Not a madman, then, but taught by a madman while consigned to a mad house. The paradox is entirely fitting for the work, for there is as much method in his madness, as there is madness in his method. In Zynus Theory – whether Demon of Dessication and Withering (1953) a mustachioed military figure in filthy purple tailcoat seems to expel his nervous system like branches from his body. In its counterpart, the Edenic Praxis (1959), a headless Eve acts as the trunk to a beautiful tree of knowledge, its apples luminscent, its branches delicately bifurcating off her legs. (The tree is, of course, surmounted by a penis.)
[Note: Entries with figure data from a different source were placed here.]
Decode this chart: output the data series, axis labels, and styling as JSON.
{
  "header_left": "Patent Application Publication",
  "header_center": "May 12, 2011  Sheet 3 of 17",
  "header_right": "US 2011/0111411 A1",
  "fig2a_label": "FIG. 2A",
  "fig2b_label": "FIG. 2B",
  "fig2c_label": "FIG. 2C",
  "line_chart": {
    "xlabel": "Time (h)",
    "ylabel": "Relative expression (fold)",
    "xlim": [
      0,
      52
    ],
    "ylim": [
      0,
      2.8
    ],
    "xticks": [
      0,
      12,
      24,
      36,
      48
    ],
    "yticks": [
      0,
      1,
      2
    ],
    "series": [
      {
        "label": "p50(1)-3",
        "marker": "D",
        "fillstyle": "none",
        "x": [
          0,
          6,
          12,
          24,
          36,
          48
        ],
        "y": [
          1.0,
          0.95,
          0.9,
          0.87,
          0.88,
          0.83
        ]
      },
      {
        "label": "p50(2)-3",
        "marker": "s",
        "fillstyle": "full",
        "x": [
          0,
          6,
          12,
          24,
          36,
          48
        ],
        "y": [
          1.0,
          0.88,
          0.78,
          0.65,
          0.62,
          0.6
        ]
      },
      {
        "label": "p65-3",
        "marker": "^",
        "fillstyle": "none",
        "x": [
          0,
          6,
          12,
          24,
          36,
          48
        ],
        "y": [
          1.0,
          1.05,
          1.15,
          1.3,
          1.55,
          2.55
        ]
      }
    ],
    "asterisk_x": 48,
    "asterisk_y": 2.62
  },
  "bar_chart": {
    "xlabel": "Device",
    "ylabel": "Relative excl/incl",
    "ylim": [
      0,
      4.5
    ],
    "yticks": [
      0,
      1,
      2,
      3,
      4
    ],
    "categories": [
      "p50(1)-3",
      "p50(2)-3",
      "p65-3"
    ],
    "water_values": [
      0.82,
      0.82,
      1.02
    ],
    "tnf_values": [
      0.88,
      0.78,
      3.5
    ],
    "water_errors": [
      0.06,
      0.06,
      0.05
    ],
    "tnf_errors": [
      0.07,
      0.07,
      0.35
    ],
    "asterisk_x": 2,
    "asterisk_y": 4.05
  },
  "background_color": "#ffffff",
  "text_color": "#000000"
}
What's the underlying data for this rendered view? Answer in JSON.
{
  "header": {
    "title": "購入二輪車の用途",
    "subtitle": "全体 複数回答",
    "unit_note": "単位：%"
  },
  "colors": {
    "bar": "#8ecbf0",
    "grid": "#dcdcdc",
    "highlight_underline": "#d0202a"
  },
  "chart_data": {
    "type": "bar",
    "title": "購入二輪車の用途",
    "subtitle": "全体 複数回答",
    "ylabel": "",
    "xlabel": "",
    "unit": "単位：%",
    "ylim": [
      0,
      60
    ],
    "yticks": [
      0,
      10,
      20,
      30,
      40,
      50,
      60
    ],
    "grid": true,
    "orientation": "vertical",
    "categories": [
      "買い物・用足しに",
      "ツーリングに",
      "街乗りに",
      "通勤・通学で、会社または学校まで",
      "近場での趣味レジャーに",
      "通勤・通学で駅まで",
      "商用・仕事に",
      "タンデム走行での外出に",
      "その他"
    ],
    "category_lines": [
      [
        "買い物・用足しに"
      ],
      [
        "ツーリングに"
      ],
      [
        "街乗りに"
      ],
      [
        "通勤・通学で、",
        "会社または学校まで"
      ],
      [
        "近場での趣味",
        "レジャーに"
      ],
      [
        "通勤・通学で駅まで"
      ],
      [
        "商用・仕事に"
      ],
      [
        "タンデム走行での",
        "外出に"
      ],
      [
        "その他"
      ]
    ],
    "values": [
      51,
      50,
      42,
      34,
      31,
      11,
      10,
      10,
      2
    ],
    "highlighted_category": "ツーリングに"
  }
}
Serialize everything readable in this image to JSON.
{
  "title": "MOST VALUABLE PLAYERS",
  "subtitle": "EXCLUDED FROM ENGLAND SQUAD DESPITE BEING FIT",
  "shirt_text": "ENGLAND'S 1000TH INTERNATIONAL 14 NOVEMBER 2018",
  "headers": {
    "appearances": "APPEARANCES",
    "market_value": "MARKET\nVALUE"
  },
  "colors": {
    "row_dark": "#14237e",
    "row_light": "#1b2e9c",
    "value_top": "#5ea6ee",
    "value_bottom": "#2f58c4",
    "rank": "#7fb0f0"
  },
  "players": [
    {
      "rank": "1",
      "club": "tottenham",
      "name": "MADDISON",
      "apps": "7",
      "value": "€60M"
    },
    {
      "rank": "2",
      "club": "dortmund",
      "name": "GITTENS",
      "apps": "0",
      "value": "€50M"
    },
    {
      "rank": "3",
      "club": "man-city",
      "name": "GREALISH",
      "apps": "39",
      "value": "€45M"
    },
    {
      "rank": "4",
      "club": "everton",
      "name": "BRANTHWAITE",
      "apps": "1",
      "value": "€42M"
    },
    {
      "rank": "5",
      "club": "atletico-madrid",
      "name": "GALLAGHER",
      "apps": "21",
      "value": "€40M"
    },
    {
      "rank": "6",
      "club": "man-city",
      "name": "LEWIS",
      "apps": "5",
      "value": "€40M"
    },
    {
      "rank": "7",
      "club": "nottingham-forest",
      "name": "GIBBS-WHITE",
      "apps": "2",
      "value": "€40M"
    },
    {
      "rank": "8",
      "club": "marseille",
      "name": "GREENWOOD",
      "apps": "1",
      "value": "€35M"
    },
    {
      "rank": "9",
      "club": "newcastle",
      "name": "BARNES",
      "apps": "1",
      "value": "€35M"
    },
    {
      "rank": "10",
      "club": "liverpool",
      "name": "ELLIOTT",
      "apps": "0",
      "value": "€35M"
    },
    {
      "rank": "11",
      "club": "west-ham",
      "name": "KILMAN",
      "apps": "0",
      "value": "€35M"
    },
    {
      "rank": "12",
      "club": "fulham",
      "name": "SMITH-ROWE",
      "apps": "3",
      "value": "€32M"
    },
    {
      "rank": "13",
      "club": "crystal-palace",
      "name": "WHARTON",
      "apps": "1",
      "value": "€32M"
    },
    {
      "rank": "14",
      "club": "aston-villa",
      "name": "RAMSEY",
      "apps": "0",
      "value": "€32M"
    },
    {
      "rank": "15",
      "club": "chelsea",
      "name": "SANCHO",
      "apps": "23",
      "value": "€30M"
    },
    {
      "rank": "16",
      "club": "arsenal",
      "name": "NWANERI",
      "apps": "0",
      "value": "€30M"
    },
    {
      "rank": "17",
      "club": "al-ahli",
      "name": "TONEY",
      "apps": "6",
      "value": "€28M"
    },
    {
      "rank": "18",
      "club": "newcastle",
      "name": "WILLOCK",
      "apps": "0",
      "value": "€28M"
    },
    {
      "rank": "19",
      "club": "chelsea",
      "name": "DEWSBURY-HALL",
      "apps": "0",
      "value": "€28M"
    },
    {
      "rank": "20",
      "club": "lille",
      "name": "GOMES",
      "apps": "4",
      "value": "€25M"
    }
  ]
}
These figures seem part satires, part visions. They flirt with comprehensibility like nightmares half-remembered. Neither is linked closely enough to the world to be readily identifiable, nor far enough adrift to be dismissed as fantasies. Like Tarot cards, they hold an indistinct iconic power with the present.
Schröder-Sonnenstern’s work was ignored by a postwar German art scene concerned with abstraction. But it was lauded by the Surrealists, who, like Schröder-Sonnenstern, had, for years, been accused of being psychotics themselves. It is fitting that that the first photograph of Schröder-Sonnenstern that appears in the accompanying catalogue of this, the largest ever retrospective of his work in the United States, depicts him wincing in pain as he touches a hot stove. Walking into this maelstrom of the misshapen gave the viewer a similar sharp shock.